578 - Spontaneous Calvarial Infarction with Epidural Hematoma and Subgaleal Hemorrhage in a Teenager with Sickle Cell SS Disease and Glucose-6-Phosphate Dehydrogenase Deficiency
Sunday, April 24, 2022
3:30 PM – 6:00 PM US MT
Poster Number: 578 Publication Number: 578.321
Jennifer Nestor, The Children's Regional Hospital at Cooper, Philadelphia, PA, United States; Danielle Sanders, Cooper Medical School of Rowan University, Willingboro, NJ, United States; Sukrita S. Mysore, Cooper Medical School of Rowan University, Baltimore, MD, United States; Aubri M. Milano, The Children's Regional Hospital at Cooper, Cinnaminson, NJ, United States; Renata Ostrowicki, Cooper Medical School of Rowan University, Camden, NJ, United States; Thomas J. Presenza, Cooper University Hospital, Camden, NJ, United States; Emily Scattergood, Cooper university hospital, Camden, NJ, United States; Odiraa C. Nwankwor, Nemours Children's Hospital, Moorestown, NJ, United States; Rafat Ahmed, Cooper Medical School of Rowan University, Camden, NJ, United States
Resident Physician The Children's Regional Hospital at Cooper Philadelphia, Pennsylvania, United States
Background: Sequelae of sickle cell disease (SCD) are often the result of vaso-occlusion (VOC) resulting from the dysmorphic shape of sickled red blood cells (RBC). Bone infarction occurs commonly in patients with sickle cell, most notably in long bones and axial skeleton. Infarct occurs much less frequently in the bones of the skull. Calvarial bone infarct results in MRI findings of T2 hyperintensity in areas of bone marrow edema with associated hemorrhage. Headaches in children with SCD are more likely to be due to severe underlying cerebral pathologies than in those children without SCD. When evaluating a child with SCD presenting with headache, consideration should be given to bony infarct.

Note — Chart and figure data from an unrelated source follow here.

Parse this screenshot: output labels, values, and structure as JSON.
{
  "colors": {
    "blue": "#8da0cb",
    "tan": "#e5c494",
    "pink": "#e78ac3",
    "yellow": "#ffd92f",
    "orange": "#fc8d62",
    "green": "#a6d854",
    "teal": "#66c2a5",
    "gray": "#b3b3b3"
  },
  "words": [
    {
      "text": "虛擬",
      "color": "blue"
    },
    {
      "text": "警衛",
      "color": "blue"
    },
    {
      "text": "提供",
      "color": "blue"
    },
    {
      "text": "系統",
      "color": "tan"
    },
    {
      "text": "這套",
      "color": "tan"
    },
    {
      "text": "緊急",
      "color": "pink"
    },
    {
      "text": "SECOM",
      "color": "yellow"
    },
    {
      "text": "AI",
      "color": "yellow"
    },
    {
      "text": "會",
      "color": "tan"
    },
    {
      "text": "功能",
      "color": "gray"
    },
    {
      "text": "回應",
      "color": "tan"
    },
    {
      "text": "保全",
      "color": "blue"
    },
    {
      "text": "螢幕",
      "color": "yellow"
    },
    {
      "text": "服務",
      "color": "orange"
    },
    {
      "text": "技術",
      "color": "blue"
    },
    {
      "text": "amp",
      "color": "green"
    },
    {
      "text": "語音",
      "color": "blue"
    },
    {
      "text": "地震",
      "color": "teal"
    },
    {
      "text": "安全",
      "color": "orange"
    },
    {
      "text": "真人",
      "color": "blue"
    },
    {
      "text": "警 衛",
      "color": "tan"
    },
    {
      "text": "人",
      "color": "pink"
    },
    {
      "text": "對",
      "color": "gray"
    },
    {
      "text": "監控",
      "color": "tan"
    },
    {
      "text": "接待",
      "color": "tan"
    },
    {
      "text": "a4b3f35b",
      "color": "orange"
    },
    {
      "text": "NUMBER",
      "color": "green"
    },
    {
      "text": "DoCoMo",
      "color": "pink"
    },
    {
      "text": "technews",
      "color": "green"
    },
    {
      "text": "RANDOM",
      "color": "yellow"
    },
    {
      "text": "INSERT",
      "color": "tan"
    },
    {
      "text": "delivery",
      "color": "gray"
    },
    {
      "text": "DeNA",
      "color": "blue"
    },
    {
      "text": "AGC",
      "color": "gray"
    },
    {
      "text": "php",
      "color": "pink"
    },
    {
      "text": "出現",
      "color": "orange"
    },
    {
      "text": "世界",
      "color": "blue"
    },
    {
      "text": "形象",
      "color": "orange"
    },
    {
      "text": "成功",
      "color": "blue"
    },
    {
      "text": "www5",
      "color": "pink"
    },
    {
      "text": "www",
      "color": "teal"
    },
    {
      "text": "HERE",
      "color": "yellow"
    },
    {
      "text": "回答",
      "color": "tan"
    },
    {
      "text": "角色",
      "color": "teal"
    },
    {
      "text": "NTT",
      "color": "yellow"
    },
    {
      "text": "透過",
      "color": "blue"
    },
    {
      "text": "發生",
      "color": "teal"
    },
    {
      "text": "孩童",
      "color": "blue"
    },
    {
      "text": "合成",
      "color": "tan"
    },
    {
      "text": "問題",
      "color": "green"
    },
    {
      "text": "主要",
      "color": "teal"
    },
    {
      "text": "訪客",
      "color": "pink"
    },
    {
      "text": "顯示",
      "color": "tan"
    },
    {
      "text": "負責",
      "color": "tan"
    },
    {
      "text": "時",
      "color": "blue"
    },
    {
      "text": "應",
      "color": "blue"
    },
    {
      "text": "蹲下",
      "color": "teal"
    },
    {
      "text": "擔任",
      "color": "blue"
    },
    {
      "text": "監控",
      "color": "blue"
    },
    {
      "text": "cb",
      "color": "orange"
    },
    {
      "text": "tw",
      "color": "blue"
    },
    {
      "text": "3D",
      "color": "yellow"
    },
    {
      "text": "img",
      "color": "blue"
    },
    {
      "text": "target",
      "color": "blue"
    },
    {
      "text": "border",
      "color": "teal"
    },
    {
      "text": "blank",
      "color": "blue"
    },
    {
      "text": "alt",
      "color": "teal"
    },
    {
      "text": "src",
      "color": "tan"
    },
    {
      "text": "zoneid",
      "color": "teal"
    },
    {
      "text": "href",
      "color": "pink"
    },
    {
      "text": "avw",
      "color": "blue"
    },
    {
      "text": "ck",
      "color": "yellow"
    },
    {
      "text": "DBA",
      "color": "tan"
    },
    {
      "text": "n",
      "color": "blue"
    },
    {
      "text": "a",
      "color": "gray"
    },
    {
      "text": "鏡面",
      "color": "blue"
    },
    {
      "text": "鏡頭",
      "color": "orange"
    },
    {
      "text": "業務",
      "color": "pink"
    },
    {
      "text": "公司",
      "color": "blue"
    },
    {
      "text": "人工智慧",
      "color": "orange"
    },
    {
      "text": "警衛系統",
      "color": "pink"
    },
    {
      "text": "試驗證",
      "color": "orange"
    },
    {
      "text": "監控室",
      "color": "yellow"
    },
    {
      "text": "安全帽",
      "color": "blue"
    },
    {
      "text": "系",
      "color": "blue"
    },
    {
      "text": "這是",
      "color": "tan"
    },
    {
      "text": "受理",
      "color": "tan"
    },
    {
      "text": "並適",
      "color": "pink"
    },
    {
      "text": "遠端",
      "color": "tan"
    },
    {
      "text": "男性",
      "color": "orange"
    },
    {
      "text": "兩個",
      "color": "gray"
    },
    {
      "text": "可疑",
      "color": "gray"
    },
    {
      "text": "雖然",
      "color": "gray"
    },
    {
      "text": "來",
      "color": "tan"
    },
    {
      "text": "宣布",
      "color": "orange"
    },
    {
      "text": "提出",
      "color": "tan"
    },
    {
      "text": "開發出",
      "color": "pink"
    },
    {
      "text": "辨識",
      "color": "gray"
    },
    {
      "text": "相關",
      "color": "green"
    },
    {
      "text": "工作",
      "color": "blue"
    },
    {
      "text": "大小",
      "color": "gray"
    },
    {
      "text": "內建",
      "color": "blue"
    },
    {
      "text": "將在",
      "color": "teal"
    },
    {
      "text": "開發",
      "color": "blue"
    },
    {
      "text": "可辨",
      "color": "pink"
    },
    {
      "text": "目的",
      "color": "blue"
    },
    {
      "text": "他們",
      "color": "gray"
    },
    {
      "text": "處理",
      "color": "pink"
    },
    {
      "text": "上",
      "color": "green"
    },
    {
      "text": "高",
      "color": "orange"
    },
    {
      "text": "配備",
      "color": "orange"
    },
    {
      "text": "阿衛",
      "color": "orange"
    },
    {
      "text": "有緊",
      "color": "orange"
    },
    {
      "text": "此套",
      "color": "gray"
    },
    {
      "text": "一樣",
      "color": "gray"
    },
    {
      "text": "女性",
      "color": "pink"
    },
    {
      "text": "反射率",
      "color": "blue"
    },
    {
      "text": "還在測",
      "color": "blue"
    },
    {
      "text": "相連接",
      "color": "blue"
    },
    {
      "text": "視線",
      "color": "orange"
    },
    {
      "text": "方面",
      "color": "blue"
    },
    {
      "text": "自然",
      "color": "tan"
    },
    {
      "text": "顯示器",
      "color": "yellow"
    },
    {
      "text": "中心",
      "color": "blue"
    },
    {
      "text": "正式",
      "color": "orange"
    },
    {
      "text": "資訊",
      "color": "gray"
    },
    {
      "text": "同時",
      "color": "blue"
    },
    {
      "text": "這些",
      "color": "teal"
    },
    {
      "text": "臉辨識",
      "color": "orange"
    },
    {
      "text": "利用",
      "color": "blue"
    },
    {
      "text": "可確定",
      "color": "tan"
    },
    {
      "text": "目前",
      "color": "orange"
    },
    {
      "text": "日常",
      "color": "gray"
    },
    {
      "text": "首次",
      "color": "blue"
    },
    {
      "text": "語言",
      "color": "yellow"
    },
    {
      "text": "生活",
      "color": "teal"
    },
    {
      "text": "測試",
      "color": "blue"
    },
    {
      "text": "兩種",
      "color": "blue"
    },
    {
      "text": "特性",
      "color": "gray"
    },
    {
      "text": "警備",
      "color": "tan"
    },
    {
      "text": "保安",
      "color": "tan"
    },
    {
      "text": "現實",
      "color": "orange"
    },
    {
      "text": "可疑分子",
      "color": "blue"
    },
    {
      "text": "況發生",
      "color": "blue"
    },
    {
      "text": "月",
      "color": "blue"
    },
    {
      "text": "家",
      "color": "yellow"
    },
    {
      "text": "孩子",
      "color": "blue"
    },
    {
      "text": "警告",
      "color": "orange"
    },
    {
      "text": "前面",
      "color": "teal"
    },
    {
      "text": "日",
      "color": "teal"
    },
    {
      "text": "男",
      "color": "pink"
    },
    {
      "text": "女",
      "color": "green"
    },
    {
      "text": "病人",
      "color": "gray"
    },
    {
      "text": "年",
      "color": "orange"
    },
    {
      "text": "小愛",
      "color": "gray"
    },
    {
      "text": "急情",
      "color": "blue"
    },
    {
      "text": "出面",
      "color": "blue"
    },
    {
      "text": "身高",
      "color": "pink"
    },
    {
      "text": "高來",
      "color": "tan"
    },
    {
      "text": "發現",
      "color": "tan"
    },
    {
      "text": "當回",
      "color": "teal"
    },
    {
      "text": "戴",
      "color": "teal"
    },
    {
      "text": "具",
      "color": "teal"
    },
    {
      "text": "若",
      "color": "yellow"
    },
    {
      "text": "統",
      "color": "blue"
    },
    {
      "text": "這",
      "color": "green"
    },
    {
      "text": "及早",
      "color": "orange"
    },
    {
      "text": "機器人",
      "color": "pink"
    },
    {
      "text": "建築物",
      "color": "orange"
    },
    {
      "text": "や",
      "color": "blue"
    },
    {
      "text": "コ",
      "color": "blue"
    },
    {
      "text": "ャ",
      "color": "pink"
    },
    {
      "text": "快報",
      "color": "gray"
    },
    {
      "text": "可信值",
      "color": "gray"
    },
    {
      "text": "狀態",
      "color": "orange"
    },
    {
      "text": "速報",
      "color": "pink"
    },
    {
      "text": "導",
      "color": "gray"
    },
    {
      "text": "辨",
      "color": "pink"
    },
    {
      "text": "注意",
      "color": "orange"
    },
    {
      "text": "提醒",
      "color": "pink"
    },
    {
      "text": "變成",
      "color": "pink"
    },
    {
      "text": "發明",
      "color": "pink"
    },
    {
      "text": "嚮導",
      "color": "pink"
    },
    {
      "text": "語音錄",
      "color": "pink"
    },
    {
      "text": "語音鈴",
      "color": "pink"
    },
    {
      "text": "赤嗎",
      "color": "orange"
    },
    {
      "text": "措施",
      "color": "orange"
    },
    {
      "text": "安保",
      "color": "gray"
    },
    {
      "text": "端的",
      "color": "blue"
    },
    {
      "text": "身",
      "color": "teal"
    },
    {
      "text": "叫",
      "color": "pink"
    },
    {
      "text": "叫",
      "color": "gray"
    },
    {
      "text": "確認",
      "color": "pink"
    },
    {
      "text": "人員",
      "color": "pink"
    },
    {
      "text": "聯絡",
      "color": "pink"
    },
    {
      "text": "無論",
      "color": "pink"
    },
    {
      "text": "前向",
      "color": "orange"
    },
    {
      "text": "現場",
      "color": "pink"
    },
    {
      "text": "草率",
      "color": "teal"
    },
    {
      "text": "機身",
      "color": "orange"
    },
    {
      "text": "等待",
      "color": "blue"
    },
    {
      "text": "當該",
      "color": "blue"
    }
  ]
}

Objective: The purpose of this case study is to discuss an uncommon sequela of SCD in a pediatric patient
Design/Methods: Single subject case study
Results: A 15 year old male with a history of sickle cell disease (type SS) and G6PD deficiency presented with chief complaints of headache and swelling over the left parietal region for two days with associated left sided visual disturbance. He denied head trauma or seizure-like activity. Upon presentation, he was febrile with tachycardia and a normal neurological exam. CT scan of his head was significant for a left subgaleal hemorrhage and bilateral epidural midline and left parietal fluid collections consistent with bone marrow infarcts and associated subacute epidural hematomas, without evidence of brain parenchymal injury, stroke or sinus venous thrombosis. A follow up MRI obtained during hospitalization indicated that the left subgaleal hematoma remained stable with breakdown of subgaleal blood products. The patient was treated primarily with supportive care including hydration, packed red blood cell transfusions and pain management. He did not require neurosurgical intervention. His hospital course was complicated by additional VOCs, sickle cell hepatopathy and acute chest syndrome. Conclusion(s): Rarely, calvarial VOC has resulted in epidural hematoma. In this case, calvarial infarct with unilateral headache, acute vision loss and acute cranial swelling resulted in subgaleal hemorrhage. This clinically significant finding results from bleeding between the periosteum and scalp galea aponeurosis, which may lead to hypovolemic shock. Calvarial infarcts should be considered on the differential in sickle cell disease patients presenting with a headache and visual deficits as prompt diagnosis can improve morbidity outcomes. MRI ImageCoronal view of subgaleal hematoma.